Correlation Between Swan Defined and Ashmore Emerging
Can any of the company-specific risk be diversified away by investing in both Swan Defined and Ashmore Emerging at the same time? Although using a correlation coefficient on its own may not help to predict future stock returns, this module helps to understand the diversifiable risk of combining Swan Defined and Ashmore Emerging into the same portfolio, which is an essential part of the fundamental portfolio management process.
By analyzing existing cross correlation between Swan Defined Risk and Ashmore Emerging Markets, you can compare the effects of market volatilities on Swan Defined and Ashmore Emerging and check how they will diversify away market risk if combined in the same portfolio for a given time horizon.

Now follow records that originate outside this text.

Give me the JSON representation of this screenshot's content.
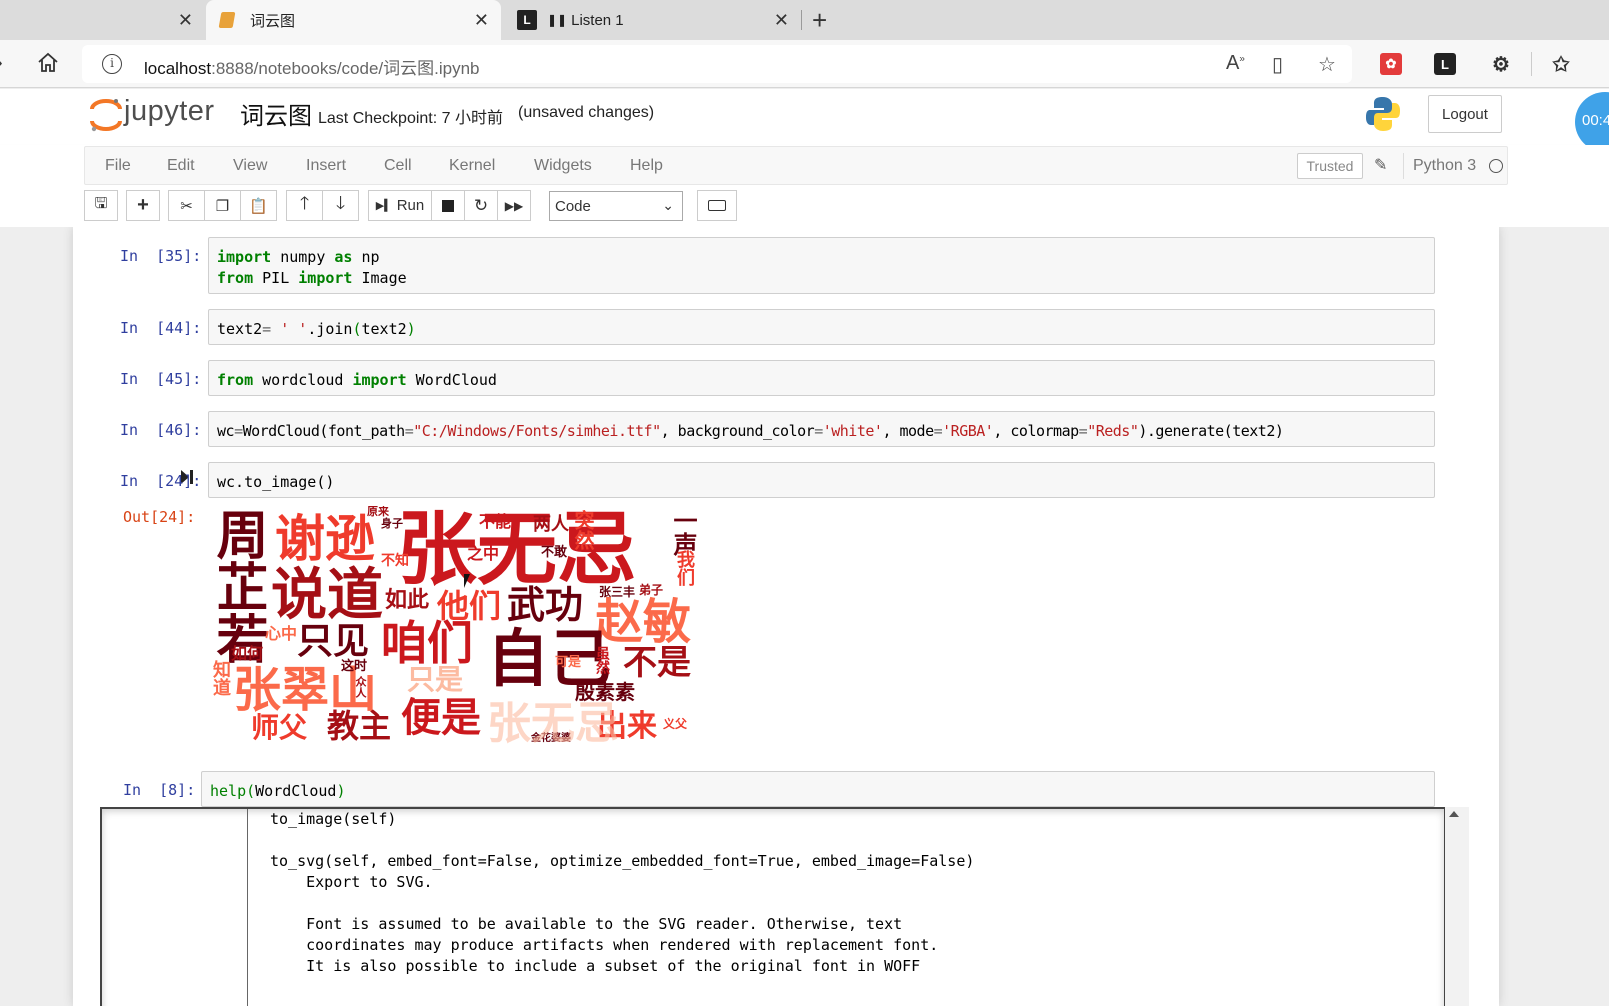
{
  "browser": {
    "tabs": [
      {
        "label": ""
      },
      {
        "label": "词云图"
      },
      {
        "label": "Listen 1"
      }
    ],
    "url_host": "localhost",
    "url_path": ":8888/notebooks/code/词云图.ipynb"
  },
  "jupyter": {
    "logo_text": "jupyter",
    "notebook_title": "词云图",
    "checkpoint": "Last Checkpoint: 7 小时前",
    "unsaved": "(unsaved changes)",
    "logout": "Logout",
    "timer": "00:4"
  },
  "menu": [
    "File",
    "Edit",
    "View",
    "Insert",
    "Cell",
    "Kernel",
    "Widgets",
    "Help"
  ],
  "kernel": {
    "trusted": "Trusted",
    "name": "Python 3"
  },
  "toolbar": {
    "run_label": "Run",
    "cell_type": "Code"
  },
  "cells": [
    {
      "prompt": "In  [35]:",
      "lines": [
        "import numpy as np",
        "from PIL import Image"
      ]
    },
    {
      "prompt": "In  [44]:",
      "lines": [
        "text2= ' '.join(text2)"
      ]
    },
    {
      "prompt": "In  [45]:",
      "lines": [
        "from wordcloud import WordCloud"
      ]
    },
    {
      "prompt": "In  [46]:",
      "lines": [
        "wc=WordCloud(font_path=\"C:/Windows/Fonts/simhei.ttf\", background_color='white', mode='RGBA', colormap=\"Reds\").generate(text2)"
      ]
    },
    {
      "prompt": "In  [24]:",
      "lines": [
        "wc.to_image()"
      ]
    },
    {
      "prompt": "In  [8]:",
      "lines": [
        "help(WordCloud)"
      ]
    }
  ],
  "output_prompt": "Out[24]:",
  "wordcloud": {
    "words": [
      "张无忌",
      "谢逊",
      "说道",
      "周芷若",
      "赵敏",
      "自己",
      "咱们",
      "他们",
      "武功",
      "只见",
      "张翠山",
      "便是",
      "教主",
      "师父",
      "出来",
      "不是",
      "殷素素",
      "如此",
      "不能",
      "两人",
      "突然",
      "一声",
      "我们",
      "之中",
      "不知",
      "心中",
      "如何",
      "知道",
      "只是",
      "这时",
      "弟子",
      "张三丰",
      "身子",
      "原来",
      "义父",
      "金花婆婆",
      "不敢",
      "虽然",
      "可是",
      "众人"
    ],
    "colors": {
      "dark": "#67000d",
      "mid": "#a50f15",
      "red": "#cb181d",
      "light": "#ef3b2c",
      "pale": "#fb6a4a",
      "faint": "#fcbba1"
    }
  },
  "help_lines": [
    "to_image(self)",
    "",
    "to_svg(self, embed_font=False, optimize_embedded_font=True, embed_image=False)",
    "    Export to SVG.",
    "",
    "    Font is assumed to be available to the SVG reader. Otherwise, text",
    "    coordinates may produce artifacts when rendered with replacement font.",
    "    It is also possible to include a subset of the original font in WOFF"
  ]
}
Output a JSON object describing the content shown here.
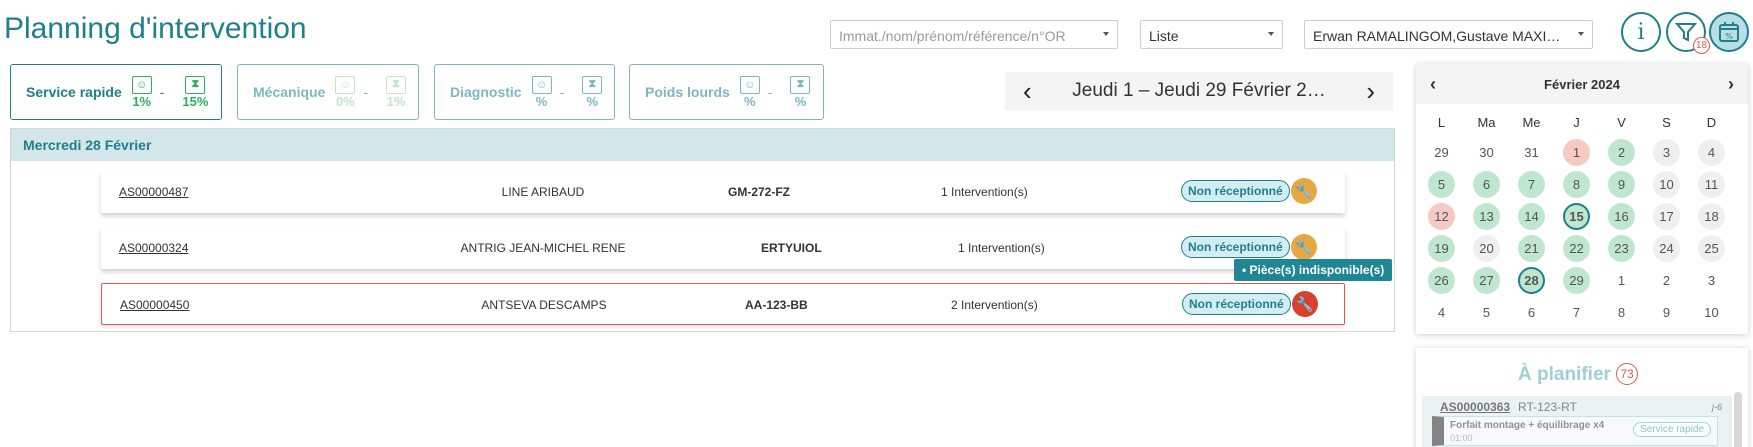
{
  "header": {
    "title": "Planning d'intervention",
    "search_placeholder": "Immat./nom/prénom/référence/n°OR",
    "view_select": "Liste",
    "technicians_select": "Erwan RAMALINGOM,Gustave MAXI…",
    "filter_count": "18"
  },
  "services": [
    {
      "label": "Service rapide",
      "left_pct": "1%",
      "right_pct": "15%"
    },
    {
      "label": "Mécanique",
      "left_pct": "0%",
      "right_pct": "1%"
    },
    {
      "label": "Diagnostic",
      "left_pct": "%",
      "right_pct": "%"
    },
    {
      "label": "Poids lourds",
      "left_pct": "%",
      "right_pct": "%"
    }
  ],
  "date_range": "Jeudi 1 – Jeudi 29 Février 2…",
  "day": {
    "header": "Mercredi 28 Février",
    "rows": [
      {
        "ref": "AS00000487",
        "name": "LINE ARIBAUD",
        "plate": "GM-272-FZ",
        "interventions": "1 Intervention(s)",
        "status": "Non réceptionné"
      },
      {
        "ref": "AS00000324",
        "name": "ANTRIG JEAN-MICHEL RENE",
        "plate": "ERTYUIOL",
        "interventions": "1 Intervention(s)",
        "status": "Non réceptionné"
      },
      {
        "ref": "AS00000450",
        "name": "ANTSEVA DESCAMPS",
        "plate": "AA-123-BB",
        "interventions": "2 Intervention(s)",
        "status": "Non réceptionné"
      }
    ],
    "tooltip": "Pièce(s) indisponible(s)"
  },
  "calendar": {
    "month": "Février 2024",
    "weekdays": [
      "L",
      "Ma",
      "Me",
      "J",
      "V",
      "S",
      "D"
    ],
    "days": [
      {
        "n": "29",
        "s": "o"
      },
      {
        "n": "30",
        "s": "o"
      },
      {
        "n": "31",
        "s": "o"
      },
      {
        "n": "1",
        "s": "r"
      },
      {
        "n": "2",
        "s": "g"
      },
      {
        "n": "3",
        "s": "lg"
      },
      {
        "n": "4",
        "s": "lg"
      },
      {
        "n": "5",
        "s": "g"
      },
      {
        "n": "6",
        "s": "g"
      },
      {
        "n": "7",
        "s": "g"
      },
      {
        "n": "8",
        "s": "g"
      },
      {
        "n": "9",
        "s": "g"
      },
      {
        "n": "10",
        "s": "lg"
      },
      {
        "n": "11",
        "s": "lg"
      },
      {
        "n": "12",
        "s": "r"
      },
      {
        "n": "13",
        "s": "g"
      },
      {
        "n": "14",
        "s": "g"
      },
      {
        "n": "15",
        "s": "sel"
      },
      {
        "n": "16",
        "s": "g"
      },
      {
        "n": "17",
        "s": "lg"
      },
      {
        "n": "18",
        "s": "lg"
      },
      {
        "n": "19",
        "s": "g"
      },
      {
        "n": "20",
        "s": "lg"
      },
      {
        "n": "21",
        "s": "g"
      },
      {
        "n": "22",
        "s": "g"
      },
      {
        "n": "23",
        "s": "g"
      },
      {
        "n": "24",
        "s": "lg"
      },
      {
        "n": "25",
        "s": "lg"
      },
      {
        "n": "26",
        "s": "g"
      },
      {
        "n": "27",
        "s": "g"
      },
      {
        "n": "28",
        "s": "sel"
      },
      {
        "n": "29",
        "s": "g"
      },
      {
        "n": "1",
        "s": "muted"
      },
      {
        "n": "2",
        "s": "muted"
      },
      {
        "n": "3",
        "s": "muted"
      },
      {
        "n": "4",
        "s": "muted"
      },
      {
        "n": "5",
        "s": "muted"
      },
      {
        "n": "6",
        "s": "muted"
      },
      {
        "n": "7",
        "s": "muted"
      },
      {
        "n": "8",
        "s": "muted"
      },
      {
        "n": "9",
        "s": "muted"
      },
      {
        "n": "10",
        "s": "muted"
      }
    ]
  },
  "planifier": {
    "title": "À planifier",
    "count": "73",
    "card": {
      "ref": "AS00000363",
      "plate": "RT-123-RT",
      "delay": "j-6",
      "task": "Forfait montage + équilibrage x4",
      "duration": "01:00",
      "service": "Service rapide"
    }
  },
  "colors": {
    "brand": "#1f7f8c",
    "ok": "#2bae5f",
    "alert": "#d9412f",
    "warning": "#e5a843"
  }
}
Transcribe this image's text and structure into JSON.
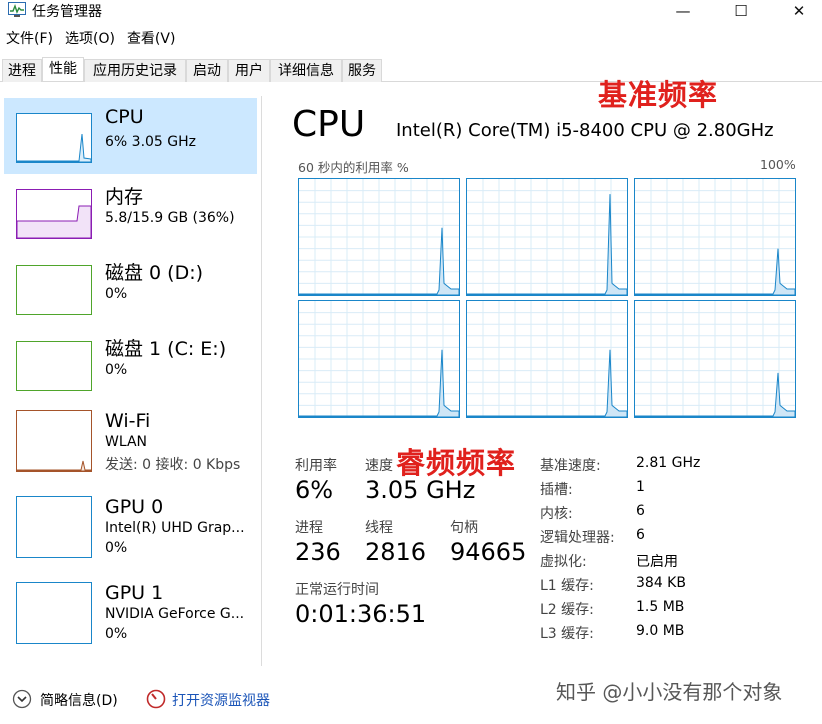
{
  "window": {
    "title": "任务管理器",
    "minimize_glyph": "—",
    "maximize_glyph": "☐",
    "close_glyph": "✕"
  },
  "menu": [
    "文件(F)",
    "选项(O)",
    "查看(V)"
  ],
  "tabs": [
    "进程",
    "性能",
    "应用历史记录",
    "启动",
    "用户",
    "详细信息",
    "服务"
  ],
  "active_tab": "性能",
  "sidebar": [
    {
      "name": "CPU",
      "line1": "6% 3.05 GHz",
      "line2": "",
      "color": "#1a86c9",
      "selected": true
    },
    {
      "name": "内存",
      "line1": "5.8/15.9 GB (36%)",
      "line2": "",
      "color": "#8b1db3"
    },
    {
      "name": "磁盘 0 (D:)",
      "line1": "0%",
      "line2": "",
      "color": "#4fa52b"
    },
    {
      "name": "磁盘 1 (C: E:)",
      "line1": "0%",
      "line2": "",
      "color": "#4fa52b"
    },
    {
      "name": "Wi-Fi",
      "line1": "WLAN",
      "line2": "发送: 0 接收: 0 Kbps",
      "color": "#a5542a"
    },
    {
      "name": "GPU 0",
      "line1": "Intel(R) UHD Grap...",
      "line2": "0%",
      "color": "#1a86c9"
    },
    {
      "name": "GPU 1",
      "line1": "NVIDIA GeForce G...",
      "line2": "0%",
      "color": "#1a86c9"
    }
  ],
  "main": {
    "title": "CPU",
    "model": "Intel(R) Core(TM) i5-8400 CPU @ 2.80GHz",
    "graph_label": "60 秒内的利用率 %",
    "graph_max": "100%",
    "core_spikes": [
      0.58,
      0.87,
      0.4,
      0.58,
      0.58,
      0.38
    ]
  },
  "stats": {
    "utilization_label": "利用率",
    "utilization": "6%",
    "speed_label": "速度",
    "speed": "3.05 GHz",
    "processes_label": "进程",
    "processes": "236",
    "threads_label": "线程",
    "threads": "2816",
    "handles_label": "句柄",
    "handles": "94665",
    "uptime_label": "正常运行时间",
    "uptime": "0:01:36:51"
  },
  "info": [
    {
      "label": "基准速度:",
      "value": "2.81 GHz"
    },
    {
      "label": "插槽:",
      "value": "1"
    },
    {
      "label": "内核:",
      "value": "6"
    },
    {
      "label": "逻辑处理器:",
      "value": "6"
    },
    {
      "label": "虚拟化:",
      "value": "已启用"
    },
    {
      "label": "L1 缓存:",
      "value": "384 KB"
    },
    {
      "label": "L2 缓存:",
      "value": "1.5 MB"
    },
    {
      "label": "L3 缓存:",
      "value": "9.0 MB"
    }
  ],
  "annotations": {
    "base_freq": "基准频率",
    "turbo_freq": "睿频频率"
  },
  "footer": {
    "summary": "简略信息(D)",
    "resource_monitor": "打开资源监视器"
  },
  "watermark": "知乎 @小小没有那个对象",
  "colors": {
    "accent": "#1a86c9",
    "selected_bg": "#cce8ff",
    "annotation": "#e0211d"
  }
}
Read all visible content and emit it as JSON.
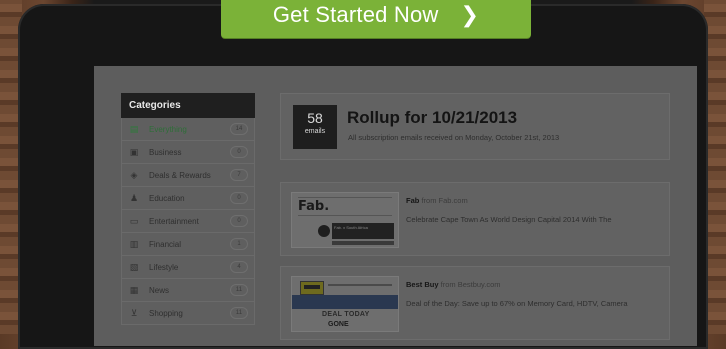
{
  "cta": {
    "label": "Get Started Now",
    "chevron": "❯"
  },
  "sidebar": {
    "heading": "Categories",
    "items": [
      {
        "label": "Everything",
        "count": "14",
        "icon": "inbox-icon",
        "glyph": "▤",
        "active": true
      },
      {
        "label": "Business",
        "count": "0",
        "icon": "briefcase-icon",
        "glyph": "▣",
        "active": false
      },
      {
        "label": "Deals & Rewards",
        "count": "7",
        "icon": "tag-icon",
        "glyph": "◈",
        "active": false
      },
      {
        "label": "Education",
        "count": "0",
        "icon": "graduation-cap-icon",
        "glyph": "♟",
        "active": false
      },
      {
        "label": "Entertainment",
        "count": "0",
        "icon": "monitor-icon",
        "glyph": "▭",
        "active": false
      },
      {
        "label": "Financial",
        "count": "1",
        "icon": "chart-icon",
        "glyph": "▥",
        "active": false
      },
      {
        "label": "Lifestyle",
        "count": "4",
        "icon": "photo-icon",
        "glyph": "▧",
        "active": false
      },
      {
        "label": "News",
        "count": "11",
        "icon": "newspaper-icon",
        "glyph": "▦",
        "active": false
      },
      {
        "label": "Shopping",
        "count": "11",
        "icon": "cart-icon",
        "glyph": "⊻",
        "active": false
      }
    ]
  },
  "rollup": {
    "count": "58",
    "count_unit": "emails",
    "title": "Rollup for 10/21/2013",
    "subtitle": "All subscription emails received on Monday, October 21st, 2013"
  },
  "emails": [
    {
      "sender": "Fab",
      "from_text": "from Fab.com",
      "subject": "Celebrate Cape Town As World Design Capital 2014 With The",
      "thumb": {
        "logo": "Fab.",
        "strip": "Fab. x South Africa"
      }
    },
    {
      "sender": "Best Buy",
      "from_text": "from Bestbuy.com",
      "subject": "Deal of the Day: Save up to 67% on Memory Card, HDTV, Camera",
      "thumb": {
        "deal": "DEAL TODAY",
        "gone": "GONE"
      }
    }
  ],
  "colors": {
    "cta": "#7bb238",
    "active_category": "#2e6e38",
    "overlay_bg": "#5d5d5d"
  }
}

You can also utilize pair trading strategies of matching a long position in Swan Defined with a short position of Ashmore Emerging. Check out your portfolio center. Please also check ongoing floating volatility patterns of Swan Defined and Ashmore Emerging.
Diversification Opportunities for Swan Defined and Ashmore Emerging
0.33 | Correlation Coefficient |
Weak diversification
The 3 months correlation between Swan and Ashmore is 0.33. Overlapping area represents the amount of risk that can be diversified away by holding Swan Defined Risk and Ashmore Emerging Markets in the same portfolio, assuming nothing else is changed. The correlation between historical prices or returns on Ashmore Emerging Markets and Swan Defined is a relative statistical measure of the degree to which these equity instruments tend to move together. The correlation coefficient measures the extent to which returns on Swan Defined Risk are associated (or correlated) with Ashmore Emerging. Values of the correlation coefficient range from -1 to +1, where. The correlation of zero (0) is possible when the price movement of Ashmore Emerging Markets has no effect on the direction of Swan Defined i.e., Swan Defined and Ashmore Emerging go up and down completely randomly.
Pair Corralation between Swan Defined and Ashmore Emerging
Assuming the 90 days horizon Swan Defined is expected to generate 2.59 times less return on investment than Ashmore Emerging. In addition to that, Swan Defined is 1.59 times more volatile than Ashmore Emerging Markets. It trades about 0.02 of its total potential returns per unit of risk. Ashmore Emerging Markets is currently generating about 0.08 per unit of volatility. If you would invest 717.00 in Ashmore Emerging Markets on November 2, 2024 and sell it today you would earn a total of 116.00 from holding Ashmore Emerging Markets or generate 16.18% return on investment over 90 days.
Time Period | 3 Months [change] |
Direction | Moves Together |
Strength | Very Weak |
Accuracy | 100.0% |
Values | Daily Returns |
Swan Defined Risk vs. Ashmore Emerging Markets
Performance |
Timeline |
Swan Defined Risk |
Ashmore Emerging Markets |
Swan Defined and Ashmore Emerging Volatility Contrast
Predicted Return Density |
Returns |
Pair Trading with Swan Defined and Ashmore Emerging
The main advantage of trading using opposite Swan Defined and Ashmore Emerging positions is that it hedges away some unsystematic risk. Because of two separate transactions, even if Swan Defined position performs unexpectedly, Ashmore Emerging can make up some of the losses. Pair trading also minimizes risk from directional movements in the market. For example, if an entire industry or sector drops because of unexpected headlines, the short position in Ashmore Emerging will offset losses from the drop in Ashmore Emerging's long position.Swan Defined vs. Federated Government Income | Swan Defined vs. Intermediate Government Bond | Swan Defined vs. Payden Government Fund | Swan Defined vs. Aig Government Money |
Ashmore Emerging vs. Qs Global Equity | Ashmore Emerging vs. Ultra Short Fixed Income | Ashmore Emerging vs. Gmo International Equity | Ashmore Emerging vs. Doubleline Core Fixed |
Check out your portfolio center.Note that this page's information should be used as a complementary analysis to find the right mix of equity instruments to add to your existing portfolios or create a brand new portfolio. You can also try the AI Portfolio Architect module to use AI to generate optimal portfolios and find profitable investment opportunities.